3. Les droits de l'enfant sont une préoccupation constante de la CNCDH. La situation de millions d'enfants en France, et pas seulement dans le monde, reste inacceptable. Par définition plus vulnérables que les adultes, les enfants sont les premières victimes des crises, des conflits et plus généralement de toutes les formes de violences. La pauvreté, la précarité et les inégalités affectent durablement la vie et l'avenir des enfants. Autant dans ses avis qu'à travers le dialogue permanent qu'elle entretient avec les instances onusiennes, en particulier le Comité des droits de l'enfant, le Conseil des droits de l'Homme lors de l'Examen périodique universel de la France et les rapporteurs spéciaux des Nations unies, la CNCDH a toujours manifesté sa plus vive préoccupation pour la défense de l'enfant (11). A cet égard, elle a fait de l'éducation aux droits de l'homme une de ses priorités fondamentales et elle s'est attachée à la promotion et à la protection des droits de l'homme des personnes handicapées, dans le droit fil des recommandations du Comité des droits de l'enfant. Particulièrement préoccupée par le sort des migrants elle fait sienne l'observation générale n° 22 du Comité des droits de l'enfant adoptée conjointement avec le Comité des travailleurs migrants sur les principes généraux relatifs aux droits de l'homme des enfants dans le contexte des migrations internationales (12) et l'observation générale n° 23 sur les obligations des Etats en matière de droits de l'homme des enfants dans le contexte des migrations internationales dans les pays d'origine, de transit, de destination et de retour (13). Rappelant ses travaux récents sur ces questions, la CNCDH a souhaité, sans vouloir être exhaustive ou définir des priorités se concentrer sur l'ineffectivité de certains droits. La CNCDH portera son attention sur les atteintes qui affectent tout particulièrement la construction de l'enfant : celles portées à son droit à l'identité (I), son droit à la santé (II) ainsi qu'à l'aide appropriée dont doivent bénéficier ses parents ou représentants légaux (III), dès lors que, gardiens privilégiés de l'exercice de ses droits, ils doivent avant tout être guidés par son intérêt supérieur.
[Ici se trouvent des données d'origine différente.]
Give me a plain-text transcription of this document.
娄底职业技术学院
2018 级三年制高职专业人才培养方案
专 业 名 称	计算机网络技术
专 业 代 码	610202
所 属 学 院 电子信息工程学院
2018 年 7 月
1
I. - Le droit de l'enfant à une identité


Article 7
1. L'enfant est enregistré aussitôt sa naissance et a dès celle-ci le droit à un nom, le droit d'acquérir une nationalité et, dans la mesure du possible, le droit de connaître ses parents et d'être élevé par eux.
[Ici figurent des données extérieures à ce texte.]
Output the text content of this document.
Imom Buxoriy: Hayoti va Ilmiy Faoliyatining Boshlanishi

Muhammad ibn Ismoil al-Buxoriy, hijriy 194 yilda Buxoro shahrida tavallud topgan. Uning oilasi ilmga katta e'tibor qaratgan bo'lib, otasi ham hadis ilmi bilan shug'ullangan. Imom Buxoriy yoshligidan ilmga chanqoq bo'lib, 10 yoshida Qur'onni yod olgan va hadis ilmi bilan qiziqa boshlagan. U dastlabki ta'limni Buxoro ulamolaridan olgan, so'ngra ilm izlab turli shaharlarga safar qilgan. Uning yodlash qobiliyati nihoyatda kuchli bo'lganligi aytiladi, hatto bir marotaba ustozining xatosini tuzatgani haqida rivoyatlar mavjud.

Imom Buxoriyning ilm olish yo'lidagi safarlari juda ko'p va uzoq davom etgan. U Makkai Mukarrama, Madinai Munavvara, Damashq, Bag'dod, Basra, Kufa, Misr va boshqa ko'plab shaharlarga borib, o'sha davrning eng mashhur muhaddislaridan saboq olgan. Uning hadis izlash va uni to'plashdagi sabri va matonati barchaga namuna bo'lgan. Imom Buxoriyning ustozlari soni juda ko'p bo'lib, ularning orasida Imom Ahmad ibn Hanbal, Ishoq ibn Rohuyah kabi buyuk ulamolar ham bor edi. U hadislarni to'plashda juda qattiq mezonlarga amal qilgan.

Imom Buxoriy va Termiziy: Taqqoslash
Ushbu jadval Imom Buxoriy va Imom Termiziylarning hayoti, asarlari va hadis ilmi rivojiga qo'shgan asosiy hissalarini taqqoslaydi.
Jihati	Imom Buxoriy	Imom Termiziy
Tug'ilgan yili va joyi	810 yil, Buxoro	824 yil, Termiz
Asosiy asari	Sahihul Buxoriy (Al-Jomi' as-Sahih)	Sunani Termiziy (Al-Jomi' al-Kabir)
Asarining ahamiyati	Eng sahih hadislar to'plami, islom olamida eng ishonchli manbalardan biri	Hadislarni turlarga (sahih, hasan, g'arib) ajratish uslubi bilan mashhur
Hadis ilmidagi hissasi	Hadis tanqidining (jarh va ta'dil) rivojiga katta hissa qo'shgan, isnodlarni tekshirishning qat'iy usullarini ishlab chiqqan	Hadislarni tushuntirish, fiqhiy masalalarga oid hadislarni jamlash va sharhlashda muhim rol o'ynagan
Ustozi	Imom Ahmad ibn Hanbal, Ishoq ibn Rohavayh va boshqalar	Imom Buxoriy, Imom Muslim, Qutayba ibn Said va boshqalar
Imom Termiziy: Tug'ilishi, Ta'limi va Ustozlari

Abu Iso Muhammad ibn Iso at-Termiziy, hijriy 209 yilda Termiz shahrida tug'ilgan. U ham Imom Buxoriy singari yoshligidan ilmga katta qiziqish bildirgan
2. Les Etats parties veillent à mettre ces droits en œuvre conformément à leur législation nationale et aux obligations que leur imposent les instruments internationaux applicables en la matière, en particulier dans les cas où faute de cela l'enfant se trouverait apatride.
Article 8
1. Les Etats parties s'engagent à respecter le droit de l'enfant de préserver son identité, y compris sa nationalité, son nom et ses relations familiales, tels qu'ils sont reconnus par la loi, sans ingérence illégale.
2. Si un enfant est illégalement privé des éléments constitutifs de son identité ou de certains d'entre eux, les Etats parties doivent lui accorder une assistance et une protection appropriées, pour que son identité soit rétablie aussi rapidement que possible.

4. Les articles 7 et 8 de la CIDE, en reconnaissant à l'enfant le droit à une identité, lui confèrent notamment le droit à un nom, à une nationalité et celui de connaître ses parents. Le droit à l'identité s'accompagne nécessairement de l'attribution d'un état civil et va de pair avec la reconnaissance de l'enfant en qualité de sujet de droit. Il est primordial car il en découle d'autres droits, comme celui à l'accès aux soins, aux services sociaux de base ainsi qu'à l'éducation. Le défaut d'état civil ou un état civil erroné ont aussi des répercussions sur la protection sociale des enfants. Sans état civil, un enfant est menacé de mariage précoce, de travail forcé, de traite des êtres humains, ou encore court le risque d'être jugé comme un adulte. Pour la CNCDH, trois catégories d'enfants méritent une attention particulière : ceux vivant dans certains territoires d'outre-mer, les mineurs non accompagnés et les enfants intersexués.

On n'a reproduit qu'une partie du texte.